Scientific Method (cont’d) • The beauty of falsifiability is that it’s often impossible to definitely prove an hypothesis to be true, but it’s often trivially simple to design experiments to falsify the original hypothesis, if it is in fact false. • Consider any of the current crop of combat simulations. How could you definitely prove one to be sufficiently accurate for a future warfare scenario when the purpose of the study might be to assess the effectiveness of some future system or concept? • Answer: you can’t, thus you use face validation – the “reasonable man” approach. • Right?

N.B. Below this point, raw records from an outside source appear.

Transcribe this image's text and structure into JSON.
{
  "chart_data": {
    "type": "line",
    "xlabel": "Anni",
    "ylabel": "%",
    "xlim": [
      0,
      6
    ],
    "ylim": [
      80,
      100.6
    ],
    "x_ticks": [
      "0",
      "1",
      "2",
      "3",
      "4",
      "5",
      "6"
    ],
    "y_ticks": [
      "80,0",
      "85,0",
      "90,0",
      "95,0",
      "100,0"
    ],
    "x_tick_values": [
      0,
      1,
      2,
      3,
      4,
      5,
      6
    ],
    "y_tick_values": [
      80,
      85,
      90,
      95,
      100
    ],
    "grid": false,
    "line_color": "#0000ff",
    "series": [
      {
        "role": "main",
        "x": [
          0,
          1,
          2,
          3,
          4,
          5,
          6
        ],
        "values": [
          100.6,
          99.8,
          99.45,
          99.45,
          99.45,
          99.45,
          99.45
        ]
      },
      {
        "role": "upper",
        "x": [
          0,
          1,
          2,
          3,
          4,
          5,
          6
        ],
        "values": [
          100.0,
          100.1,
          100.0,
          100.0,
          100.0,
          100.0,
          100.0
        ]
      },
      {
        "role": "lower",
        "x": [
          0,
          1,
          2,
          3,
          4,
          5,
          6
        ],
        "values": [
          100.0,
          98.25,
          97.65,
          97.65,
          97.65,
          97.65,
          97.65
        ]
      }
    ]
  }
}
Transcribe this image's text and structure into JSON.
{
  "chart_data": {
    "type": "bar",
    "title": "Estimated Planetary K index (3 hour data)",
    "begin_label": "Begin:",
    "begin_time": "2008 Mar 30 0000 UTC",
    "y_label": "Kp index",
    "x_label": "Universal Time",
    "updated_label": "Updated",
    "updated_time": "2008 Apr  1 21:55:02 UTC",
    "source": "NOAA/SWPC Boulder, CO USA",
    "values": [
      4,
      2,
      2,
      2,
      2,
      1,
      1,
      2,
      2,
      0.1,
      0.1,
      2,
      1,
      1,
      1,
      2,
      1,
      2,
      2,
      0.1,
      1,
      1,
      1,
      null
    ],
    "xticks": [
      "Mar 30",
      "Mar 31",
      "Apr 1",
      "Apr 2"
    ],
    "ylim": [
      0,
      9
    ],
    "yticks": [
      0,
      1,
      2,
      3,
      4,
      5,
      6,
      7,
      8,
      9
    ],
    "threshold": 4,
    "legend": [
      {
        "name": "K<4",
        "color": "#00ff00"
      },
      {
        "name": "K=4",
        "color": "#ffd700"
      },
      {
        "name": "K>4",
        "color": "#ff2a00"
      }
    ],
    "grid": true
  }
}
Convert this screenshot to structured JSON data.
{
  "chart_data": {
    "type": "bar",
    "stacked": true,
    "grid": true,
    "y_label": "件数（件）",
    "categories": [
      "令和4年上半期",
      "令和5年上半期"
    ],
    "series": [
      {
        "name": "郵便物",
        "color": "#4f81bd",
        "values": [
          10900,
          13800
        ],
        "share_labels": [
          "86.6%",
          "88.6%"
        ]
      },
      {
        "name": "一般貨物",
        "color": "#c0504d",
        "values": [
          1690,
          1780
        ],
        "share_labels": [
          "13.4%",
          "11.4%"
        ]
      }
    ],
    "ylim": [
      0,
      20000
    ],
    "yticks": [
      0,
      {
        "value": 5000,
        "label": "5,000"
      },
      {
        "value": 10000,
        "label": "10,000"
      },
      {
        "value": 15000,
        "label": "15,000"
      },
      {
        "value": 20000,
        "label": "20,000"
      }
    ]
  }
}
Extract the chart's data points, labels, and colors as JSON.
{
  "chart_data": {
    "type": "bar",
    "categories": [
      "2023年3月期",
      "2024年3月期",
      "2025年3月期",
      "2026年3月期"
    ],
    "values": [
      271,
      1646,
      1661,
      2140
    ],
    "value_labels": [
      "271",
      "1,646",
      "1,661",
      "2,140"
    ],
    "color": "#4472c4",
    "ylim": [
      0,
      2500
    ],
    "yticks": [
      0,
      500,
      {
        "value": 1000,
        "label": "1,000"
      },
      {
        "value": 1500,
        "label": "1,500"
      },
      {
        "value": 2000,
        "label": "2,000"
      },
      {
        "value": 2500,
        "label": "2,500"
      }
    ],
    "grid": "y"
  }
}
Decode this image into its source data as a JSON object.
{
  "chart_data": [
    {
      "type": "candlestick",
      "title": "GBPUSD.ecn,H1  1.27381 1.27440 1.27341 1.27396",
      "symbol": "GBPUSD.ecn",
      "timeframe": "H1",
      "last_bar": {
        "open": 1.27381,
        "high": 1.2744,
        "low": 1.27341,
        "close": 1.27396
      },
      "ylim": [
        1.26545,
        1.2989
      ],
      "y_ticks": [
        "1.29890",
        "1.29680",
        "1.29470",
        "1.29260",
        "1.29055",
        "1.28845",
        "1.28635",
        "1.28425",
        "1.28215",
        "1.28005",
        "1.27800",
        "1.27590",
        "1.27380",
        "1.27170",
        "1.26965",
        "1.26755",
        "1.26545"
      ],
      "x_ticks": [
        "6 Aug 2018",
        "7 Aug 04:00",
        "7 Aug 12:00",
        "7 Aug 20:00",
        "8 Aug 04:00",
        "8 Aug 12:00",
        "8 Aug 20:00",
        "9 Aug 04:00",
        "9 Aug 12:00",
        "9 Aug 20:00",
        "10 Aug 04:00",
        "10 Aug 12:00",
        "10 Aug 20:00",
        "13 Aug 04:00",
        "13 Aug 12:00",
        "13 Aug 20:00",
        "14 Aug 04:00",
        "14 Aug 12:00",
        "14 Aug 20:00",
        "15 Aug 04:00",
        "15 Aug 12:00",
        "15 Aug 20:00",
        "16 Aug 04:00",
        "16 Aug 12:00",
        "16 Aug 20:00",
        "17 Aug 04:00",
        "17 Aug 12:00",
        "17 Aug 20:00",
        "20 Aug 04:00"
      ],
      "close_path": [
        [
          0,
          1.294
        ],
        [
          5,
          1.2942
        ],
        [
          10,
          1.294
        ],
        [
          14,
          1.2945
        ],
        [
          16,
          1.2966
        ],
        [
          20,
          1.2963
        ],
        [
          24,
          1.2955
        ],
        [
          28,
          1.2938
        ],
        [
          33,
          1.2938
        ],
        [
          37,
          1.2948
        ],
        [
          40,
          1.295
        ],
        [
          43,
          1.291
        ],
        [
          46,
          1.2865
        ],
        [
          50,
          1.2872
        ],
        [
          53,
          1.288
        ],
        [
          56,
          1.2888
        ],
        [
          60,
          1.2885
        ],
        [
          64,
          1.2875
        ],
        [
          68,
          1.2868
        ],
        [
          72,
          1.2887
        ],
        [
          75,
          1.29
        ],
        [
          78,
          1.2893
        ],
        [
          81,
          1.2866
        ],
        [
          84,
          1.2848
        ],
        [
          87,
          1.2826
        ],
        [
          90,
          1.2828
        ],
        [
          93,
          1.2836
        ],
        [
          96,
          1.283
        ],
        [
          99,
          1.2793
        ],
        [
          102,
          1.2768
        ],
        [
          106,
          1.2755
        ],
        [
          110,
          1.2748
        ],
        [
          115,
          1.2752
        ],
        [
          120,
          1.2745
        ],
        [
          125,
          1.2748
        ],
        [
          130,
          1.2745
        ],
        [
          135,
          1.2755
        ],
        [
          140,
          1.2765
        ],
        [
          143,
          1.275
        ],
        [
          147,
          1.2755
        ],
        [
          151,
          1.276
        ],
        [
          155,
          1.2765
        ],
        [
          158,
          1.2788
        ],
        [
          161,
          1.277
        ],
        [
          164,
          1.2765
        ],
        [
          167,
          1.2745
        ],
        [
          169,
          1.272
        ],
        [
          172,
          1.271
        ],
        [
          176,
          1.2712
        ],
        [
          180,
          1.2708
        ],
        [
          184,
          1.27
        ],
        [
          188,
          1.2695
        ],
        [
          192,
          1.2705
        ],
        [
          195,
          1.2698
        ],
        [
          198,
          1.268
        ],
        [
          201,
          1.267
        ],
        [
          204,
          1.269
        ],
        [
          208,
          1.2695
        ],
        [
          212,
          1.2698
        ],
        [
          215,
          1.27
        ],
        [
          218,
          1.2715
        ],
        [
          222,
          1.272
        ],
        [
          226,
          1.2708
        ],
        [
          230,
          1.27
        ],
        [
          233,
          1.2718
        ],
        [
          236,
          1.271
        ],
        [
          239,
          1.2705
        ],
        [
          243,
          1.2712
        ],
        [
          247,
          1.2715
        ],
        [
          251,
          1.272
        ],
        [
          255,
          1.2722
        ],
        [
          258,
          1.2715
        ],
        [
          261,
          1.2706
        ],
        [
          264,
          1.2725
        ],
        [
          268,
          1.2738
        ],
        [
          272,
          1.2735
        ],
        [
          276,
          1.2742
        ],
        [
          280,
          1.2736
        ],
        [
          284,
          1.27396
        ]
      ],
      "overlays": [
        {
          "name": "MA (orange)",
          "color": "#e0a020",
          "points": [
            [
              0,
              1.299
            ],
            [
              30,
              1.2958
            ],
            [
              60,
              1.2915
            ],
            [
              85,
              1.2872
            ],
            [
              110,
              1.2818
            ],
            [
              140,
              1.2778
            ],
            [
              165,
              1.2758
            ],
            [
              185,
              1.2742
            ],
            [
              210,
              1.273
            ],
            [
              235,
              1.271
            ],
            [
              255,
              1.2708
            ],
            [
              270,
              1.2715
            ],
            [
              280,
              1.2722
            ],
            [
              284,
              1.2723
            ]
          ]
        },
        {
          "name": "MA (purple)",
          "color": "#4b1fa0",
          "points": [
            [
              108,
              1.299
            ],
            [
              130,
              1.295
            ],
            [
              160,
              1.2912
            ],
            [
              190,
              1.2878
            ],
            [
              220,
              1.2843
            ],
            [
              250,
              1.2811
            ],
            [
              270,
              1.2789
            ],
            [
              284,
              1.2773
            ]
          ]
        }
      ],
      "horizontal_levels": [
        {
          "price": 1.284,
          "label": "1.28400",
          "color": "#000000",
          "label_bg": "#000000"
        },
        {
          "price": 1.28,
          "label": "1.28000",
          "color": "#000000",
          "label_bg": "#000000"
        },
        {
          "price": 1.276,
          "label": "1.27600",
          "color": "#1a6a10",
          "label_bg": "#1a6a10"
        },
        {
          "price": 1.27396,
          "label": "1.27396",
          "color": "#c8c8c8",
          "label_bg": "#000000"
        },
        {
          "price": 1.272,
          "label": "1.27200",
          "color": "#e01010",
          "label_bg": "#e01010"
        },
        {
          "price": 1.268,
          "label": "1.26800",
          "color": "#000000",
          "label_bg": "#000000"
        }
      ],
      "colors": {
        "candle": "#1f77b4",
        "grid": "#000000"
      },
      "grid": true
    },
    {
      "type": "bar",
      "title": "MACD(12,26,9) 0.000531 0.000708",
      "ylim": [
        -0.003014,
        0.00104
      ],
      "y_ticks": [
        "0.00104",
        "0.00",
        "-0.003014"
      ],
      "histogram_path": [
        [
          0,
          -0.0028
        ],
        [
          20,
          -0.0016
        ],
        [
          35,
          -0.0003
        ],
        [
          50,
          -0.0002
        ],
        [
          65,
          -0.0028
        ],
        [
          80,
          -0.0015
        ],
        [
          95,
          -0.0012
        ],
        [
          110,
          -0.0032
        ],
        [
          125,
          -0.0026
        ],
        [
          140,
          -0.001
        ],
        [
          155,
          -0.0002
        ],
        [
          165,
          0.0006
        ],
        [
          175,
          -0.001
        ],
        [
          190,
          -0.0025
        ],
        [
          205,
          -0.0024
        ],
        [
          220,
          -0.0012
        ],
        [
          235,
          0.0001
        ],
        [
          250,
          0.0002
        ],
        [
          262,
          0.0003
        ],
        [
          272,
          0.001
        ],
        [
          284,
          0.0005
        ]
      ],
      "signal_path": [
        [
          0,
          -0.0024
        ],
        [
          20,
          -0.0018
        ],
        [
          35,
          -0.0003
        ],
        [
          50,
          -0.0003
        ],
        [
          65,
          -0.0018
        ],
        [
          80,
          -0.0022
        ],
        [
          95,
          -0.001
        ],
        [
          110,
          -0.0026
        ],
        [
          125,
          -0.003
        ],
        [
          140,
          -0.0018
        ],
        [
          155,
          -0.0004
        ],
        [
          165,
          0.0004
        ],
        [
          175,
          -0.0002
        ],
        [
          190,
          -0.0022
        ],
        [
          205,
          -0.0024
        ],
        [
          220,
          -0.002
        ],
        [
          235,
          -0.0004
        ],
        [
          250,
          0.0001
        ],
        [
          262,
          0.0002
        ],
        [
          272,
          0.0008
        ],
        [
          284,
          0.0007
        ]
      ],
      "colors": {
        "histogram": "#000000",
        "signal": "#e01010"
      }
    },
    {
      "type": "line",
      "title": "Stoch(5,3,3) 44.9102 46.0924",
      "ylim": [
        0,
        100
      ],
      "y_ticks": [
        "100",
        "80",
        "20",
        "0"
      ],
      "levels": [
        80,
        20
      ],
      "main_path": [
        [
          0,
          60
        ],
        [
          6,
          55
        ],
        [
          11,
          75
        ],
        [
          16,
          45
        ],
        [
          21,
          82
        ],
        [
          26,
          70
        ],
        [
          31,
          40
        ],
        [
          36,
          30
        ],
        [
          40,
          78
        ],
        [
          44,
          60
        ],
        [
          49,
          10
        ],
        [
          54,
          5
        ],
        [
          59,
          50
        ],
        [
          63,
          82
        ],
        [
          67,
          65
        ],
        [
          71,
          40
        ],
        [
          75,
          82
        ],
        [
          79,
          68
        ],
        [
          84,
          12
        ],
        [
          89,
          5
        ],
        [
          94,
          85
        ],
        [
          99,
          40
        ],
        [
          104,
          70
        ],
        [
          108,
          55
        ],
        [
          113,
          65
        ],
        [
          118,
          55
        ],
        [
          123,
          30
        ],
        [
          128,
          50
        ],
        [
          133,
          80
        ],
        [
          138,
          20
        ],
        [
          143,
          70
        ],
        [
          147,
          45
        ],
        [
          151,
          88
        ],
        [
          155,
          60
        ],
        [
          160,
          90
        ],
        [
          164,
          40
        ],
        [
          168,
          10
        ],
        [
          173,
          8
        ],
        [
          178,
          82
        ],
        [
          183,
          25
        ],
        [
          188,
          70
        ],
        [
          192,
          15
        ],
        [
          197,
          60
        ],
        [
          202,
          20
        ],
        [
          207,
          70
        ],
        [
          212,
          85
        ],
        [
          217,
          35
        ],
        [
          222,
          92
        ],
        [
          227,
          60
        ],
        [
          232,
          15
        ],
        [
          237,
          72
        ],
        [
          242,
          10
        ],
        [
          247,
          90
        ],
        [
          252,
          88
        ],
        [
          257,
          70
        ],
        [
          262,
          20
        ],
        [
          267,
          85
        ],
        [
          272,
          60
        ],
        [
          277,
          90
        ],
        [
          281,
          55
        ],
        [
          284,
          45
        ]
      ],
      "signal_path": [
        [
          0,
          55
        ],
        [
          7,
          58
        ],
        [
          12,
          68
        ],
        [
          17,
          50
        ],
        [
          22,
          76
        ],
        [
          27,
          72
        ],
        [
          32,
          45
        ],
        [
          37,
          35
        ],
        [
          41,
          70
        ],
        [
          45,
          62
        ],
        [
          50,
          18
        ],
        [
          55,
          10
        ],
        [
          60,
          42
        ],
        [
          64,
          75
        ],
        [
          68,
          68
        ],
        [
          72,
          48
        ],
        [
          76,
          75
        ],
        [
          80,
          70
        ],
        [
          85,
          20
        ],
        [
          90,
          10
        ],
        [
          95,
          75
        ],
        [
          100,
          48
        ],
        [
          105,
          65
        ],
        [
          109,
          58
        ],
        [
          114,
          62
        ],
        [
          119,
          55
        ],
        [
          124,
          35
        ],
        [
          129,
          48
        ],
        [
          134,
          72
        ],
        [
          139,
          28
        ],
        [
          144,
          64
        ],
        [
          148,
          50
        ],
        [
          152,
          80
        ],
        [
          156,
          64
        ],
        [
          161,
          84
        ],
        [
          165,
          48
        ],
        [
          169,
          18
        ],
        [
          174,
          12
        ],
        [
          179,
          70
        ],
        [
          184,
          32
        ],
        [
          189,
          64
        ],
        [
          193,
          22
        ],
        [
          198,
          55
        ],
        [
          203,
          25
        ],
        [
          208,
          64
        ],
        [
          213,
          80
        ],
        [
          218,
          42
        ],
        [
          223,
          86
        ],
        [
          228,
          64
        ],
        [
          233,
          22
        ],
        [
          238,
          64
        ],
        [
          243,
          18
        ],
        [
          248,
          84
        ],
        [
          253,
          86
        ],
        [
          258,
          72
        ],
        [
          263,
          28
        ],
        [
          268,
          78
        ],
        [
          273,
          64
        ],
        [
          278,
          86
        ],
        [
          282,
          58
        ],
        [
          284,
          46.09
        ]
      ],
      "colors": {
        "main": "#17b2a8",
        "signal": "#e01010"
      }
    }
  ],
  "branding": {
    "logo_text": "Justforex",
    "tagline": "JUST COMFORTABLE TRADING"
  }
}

Scientific Method (cont’d) • Wrong. Well, at least partially wrong. Whenever we deal with future systems that have no predecessors, or completely new operational or tactical concepts, there may be a legitimate role for SMEs
Scientific Method (cont’d) • How would we apply the Scientific Method to M&S? Trivially simple. An example: The null hypothesis is that Sim A is valid for Application X. • The alternative hypothesis is even simpler: No, it’s not! • Now let’s go try to disprove the null. In that kind of search, if thorough and objective, we will find things wrong – functionality problems and accuracy problems, even when accuracy criteria weren’t specifically established. But you don’t use SMEs. You don’t look at pretty pictures on a screen. You go into algorithms and sometimes even code. You may want or need to conduct experiments with the sim or portions of it to examine opaque areas of internal logic. And it’s still pretty easy! (Topic for another time.) • At the end of the process, we may discard the sim for the intended purpose, or even completely. But if we keep it, even if we’ve had to fix problems along the way, we’ll have really strong evidence of the validity of the end product for the intended purpose.